Friday, August 29, 2003

It suddenly occurred to me that I have a real fear of being controlled. Perhaps that is why I have such an issue with authority. I resist Donna trying to control me so strongly. I love using the computer because I feel in control. I like to help people with computer problems because I am competent and in control. I resist parties etc because I cant control the conversation. I may be taking this too far, but it is worth considering.

Wednesday, May 21, 2003

Lauren has settled in well to her new coaching squad and is starting to improve her times again. She is off to Hobart next week for the All Schools National Swimming Championships. She is close to some of the qualifying times for Paralympics but not there yet. I think her attitude has improved a lot. Earlier I think she just assumed she would make it. More recently, she has realised that she needs to work hard to achieve anything.

Karl continues to spend more of his time doing music and other activities than his HSC. He is involved in Antioch and as you would expected, he has gone straight into a 'leadership' role even though he is one of the youngest there. He started doing guitar lessons last week. Apparently this is in preparation for a weekend that they are running in July. It wouldn't surprise me if he was competent in such a short time.

I am up to my eyeballs in testing for some new software that is due to be released in July. It looks like it is going to be really successful.

I notice as I reread this and other contributions that almost all of what I call 'My Life' is really the things that I do for the kids. Most of what I do for myself is in my head. Books, websites, computer programs, daydreaming, hypnosis and people watching. I guess this is typical for an Introvert, but it doesn't quite seem right! Sometimes, I look at this as not doing anything for myself and resent the people around me (Donna and the kids). It seems obvious when I think about it that I do do plenty for myself.

Tuesday, February 04, 2003

We went up to Newcastle Hospital to visit Nicola and Gianni last week. She is well and hopefully is home from hospital today. All of Nic's kids were down in Newcastle to visit when we went there. It was great to see them all. They were staying at Ronald McDonald House and having a great time. I had never really thought about it before but it provides such a wonderful service for families who need to be near their sick relatives. We felt so comfortable there and were really pleased for Nicola and her family.

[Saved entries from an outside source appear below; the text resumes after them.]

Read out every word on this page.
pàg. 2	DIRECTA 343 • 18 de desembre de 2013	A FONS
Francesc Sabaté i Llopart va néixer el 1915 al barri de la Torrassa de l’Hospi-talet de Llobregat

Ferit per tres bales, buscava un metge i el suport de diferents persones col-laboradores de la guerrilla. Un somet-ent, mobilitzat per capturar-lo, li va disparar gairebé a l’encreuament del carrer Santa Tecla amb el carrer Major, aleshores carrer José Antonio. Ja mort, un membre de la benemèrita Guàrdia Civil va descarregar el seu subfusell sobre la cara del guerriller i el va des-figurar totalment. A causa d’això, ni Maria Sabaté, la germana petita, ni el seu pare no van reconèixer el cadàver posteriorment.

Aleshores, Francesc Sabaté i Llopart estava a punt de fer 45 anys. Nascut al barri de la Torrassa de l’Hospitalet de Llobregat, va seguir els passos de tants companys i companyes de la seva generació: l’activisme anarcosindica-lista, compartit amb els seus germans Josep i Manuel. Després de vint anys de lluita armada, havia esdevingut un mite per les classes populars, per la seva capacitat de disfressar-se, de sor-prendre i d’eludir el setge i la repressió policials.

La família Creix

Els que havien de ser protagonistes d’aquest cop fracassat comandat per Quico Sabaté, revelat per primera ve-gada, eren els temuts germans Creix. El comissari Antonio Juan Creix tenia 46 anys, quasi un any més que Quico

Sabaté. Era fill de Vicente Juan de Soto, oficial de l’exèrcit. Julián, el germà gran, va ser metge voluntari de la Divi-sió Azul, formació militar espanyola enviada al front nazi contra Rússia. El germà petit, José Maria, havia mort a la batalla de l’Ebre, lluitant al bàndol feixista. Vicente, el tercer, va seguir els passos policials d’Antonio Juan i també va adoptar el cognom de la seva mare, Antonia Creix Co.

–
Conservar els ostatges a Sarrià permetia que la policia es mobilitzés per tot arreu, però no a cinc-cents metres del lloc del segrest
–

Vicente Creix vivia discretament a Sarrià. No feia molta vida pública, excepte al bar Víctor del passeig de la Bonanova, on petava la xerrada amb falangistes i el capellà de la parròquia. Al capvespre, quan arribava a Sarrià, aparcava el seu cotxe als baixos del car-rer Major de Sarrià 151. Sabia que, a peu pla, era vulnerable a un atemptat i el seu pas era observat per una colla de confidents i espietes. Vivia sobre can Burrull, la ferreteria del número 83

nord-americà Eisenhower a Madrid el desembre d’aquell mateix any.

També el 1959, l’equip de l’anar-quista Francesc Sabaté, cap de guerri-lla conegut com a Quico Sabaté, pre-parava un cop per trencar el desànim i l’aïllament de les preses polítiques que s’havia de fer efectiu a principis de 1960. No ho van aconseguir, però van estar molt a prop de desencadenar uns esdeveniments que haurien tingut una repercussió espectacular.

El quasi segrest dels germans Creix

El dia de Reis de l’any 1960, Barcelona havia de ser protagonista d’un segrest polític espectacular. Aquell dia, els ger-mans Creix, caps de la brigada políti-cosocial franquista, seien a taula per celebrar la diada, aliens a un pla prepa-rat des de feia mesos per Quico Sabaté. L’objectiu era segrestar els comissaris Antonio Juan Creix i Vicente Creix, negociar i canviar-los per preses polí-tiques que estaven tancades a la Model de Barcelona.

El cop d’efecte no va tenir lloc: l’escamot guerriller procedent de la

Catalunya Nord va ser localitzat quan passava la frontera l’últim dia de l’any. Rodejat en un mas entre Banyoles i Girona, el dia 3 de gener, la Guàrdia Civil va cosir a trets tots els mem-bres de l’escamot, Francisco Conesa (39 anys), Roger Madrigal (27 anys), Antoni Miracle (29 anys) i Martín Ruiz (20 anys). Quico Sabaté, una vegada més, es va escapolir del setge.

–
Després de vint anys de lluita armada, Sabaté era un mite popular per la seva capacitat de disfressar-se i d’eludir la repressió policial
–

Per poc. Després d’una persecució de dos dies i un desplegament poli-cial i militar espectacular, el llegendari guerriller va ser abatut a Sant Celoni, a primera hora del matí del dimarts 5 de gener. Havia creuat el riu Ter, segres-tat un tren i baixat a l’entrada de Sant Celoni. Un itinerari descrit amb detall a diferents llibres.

Lauren has had some turmoil recently, with her coach Vanessa announcing that she was going to move to Toukley. We were given only one week to find new coaching. This was very annoying for us and upsetting for Lauren. Thankfully we have found something convenient and it may end up being better for us than Emerton in the longer run.

Thursday, January 23, 2003

Nicola had a baby girl yesterday. Gianni. She was born with Downs Syndrome and had to have an operation for a problem in her duodenum. I am feeling very heavy on their behalf as I think about what they will have to deal with. Especially as they already have 5 kids under 8. I cant imagine how they will find enough time for the kids, let alone each other.

Lauren has been competing at the State Championships the past week. She has done incredibly well. She had a very full program and we were concerned that she wouldn't last the whole week. Today is her last day and so far she has done all PBs or just over and has had one third, 4 fourths and 2 sevenths. This in an open field that includes four people who competed at the World Championships. She is very happy with how she went.

Monday, January 13, 2003

It is my boss's first day back at work after being off since the 20th December. I have done a lot of work on the report and expanded it dramatically. I am confident that I have done a good job, but my confidence took a dent. It is also Donna's first day back at work today too. She has been on tenterhooks, for months because she is uncertain about her future since she was employed to fill a maternity position. The person she replaced has made no effort to return or even make contact and it is past 12 months now, so Donna will be sorting out a permanent position this week. I know she will feel a lot more relaxed once she has done that. Both Lauren and Adam are on Camps this week, for swimming and rugby league.